The author of a new book about legendary racehorse Phar Lap believes he died in agony but was not poisoned.
Australian-born Auckland physicist Graeme Putt also believes Phar Lap won the richest race in the world with an injured hoof which caused him to falter as he entered the turn into the final straight.
He said lateral forces on his split hoof caused him pain and he slowed in the Agua Caliente Handicap in Mexico in 1932. He lost the clear lead he established but once he came out of the turn and into the straight the lateral force came off his hoof and he ''streeted'' ahead to win by about two lengths.

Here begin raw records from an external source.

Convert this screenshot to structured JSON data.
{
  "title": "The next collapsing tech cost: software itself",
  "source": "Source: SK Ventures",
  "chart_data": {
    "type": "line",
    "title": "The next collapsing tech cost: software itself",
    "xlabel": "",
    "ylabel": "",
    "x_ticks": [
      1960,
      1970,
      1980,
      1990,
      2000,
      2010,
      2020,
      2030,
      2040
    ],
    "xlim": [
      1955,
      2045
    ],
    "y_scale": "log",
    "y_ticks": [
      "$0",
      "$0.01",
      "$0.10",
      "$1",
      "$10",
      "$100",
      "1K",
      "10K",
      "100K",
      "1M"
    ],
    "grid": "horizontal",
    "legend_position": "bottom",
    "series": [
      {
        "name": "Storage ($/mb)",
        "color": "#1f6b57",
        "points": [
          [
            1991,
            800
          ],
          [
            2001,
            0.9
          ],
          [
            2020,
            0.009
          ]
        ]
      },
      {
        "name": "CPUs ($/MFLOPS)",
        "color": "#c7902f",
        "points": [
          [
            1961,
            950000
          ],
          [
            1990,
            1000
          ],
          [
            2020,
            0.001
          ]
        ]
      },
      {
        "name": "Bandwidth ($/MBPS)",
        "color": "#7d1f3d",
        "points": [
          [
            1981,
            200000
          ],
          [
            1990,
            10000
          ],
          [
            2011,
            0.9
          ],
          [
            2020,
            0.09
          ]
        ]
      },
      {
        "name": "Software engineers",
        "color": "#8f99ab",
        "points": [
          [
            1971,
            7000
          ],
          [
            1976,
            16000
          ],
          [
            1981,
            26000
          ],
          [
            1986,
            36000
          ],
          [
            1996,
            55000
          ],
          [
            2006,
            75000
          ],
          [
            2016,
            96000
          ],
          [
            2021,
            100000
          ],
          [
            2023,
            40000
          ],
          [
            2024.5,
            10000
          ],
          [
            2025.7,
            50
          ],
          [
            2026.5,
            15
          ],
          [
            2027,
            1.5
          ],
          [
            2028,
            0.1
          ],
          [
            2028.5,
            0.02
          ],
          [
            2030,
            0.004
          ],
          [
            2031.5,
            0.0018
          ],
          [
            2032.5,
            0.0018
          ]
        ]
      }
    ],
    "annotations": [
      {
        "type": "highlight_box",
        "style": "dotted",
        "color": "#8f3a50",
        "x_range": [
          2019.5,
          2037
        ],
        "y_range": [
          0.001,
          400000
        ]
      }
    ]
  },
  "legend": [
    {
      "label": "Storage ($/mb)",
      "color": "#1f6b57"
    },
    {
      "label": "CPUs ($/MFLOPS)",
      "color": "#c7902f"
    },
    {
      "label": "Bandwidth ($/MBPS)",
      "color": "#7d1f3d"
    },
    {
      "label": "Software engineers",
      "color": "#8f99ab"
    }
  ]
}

Dr Putt's book, Phar Lap the Untold Story, will be launched formally in Timaru next week when a life-sized statue of the horse is unveiled at Timaru racecourse.
The statue by Auckland sculptor Joanne Sullivan-Gessler of Phar Lap in full stretch showed his enormous stride and racing style.
Dr Putt said when Phar Lap went to America he was fitted with the wrong shoes which broke one of his hooves. He said the broken hoof made Phar Lap's win in Mexico even more remarkable.
Since Phar Lap died in April 1932, theories about what caused his death have abounded, including deliberate or accidental arsenic poisoning, and one that he ate grass from a nearby paddock which had been sprayed with weedkiller.
Dr Putt said he probably died from a bacterial infection, anterior enteritis, and showed no symptoms to suggest arsenic poisoning.
Had it been anterior enteritis it would have been an agonising death from an internal bloating.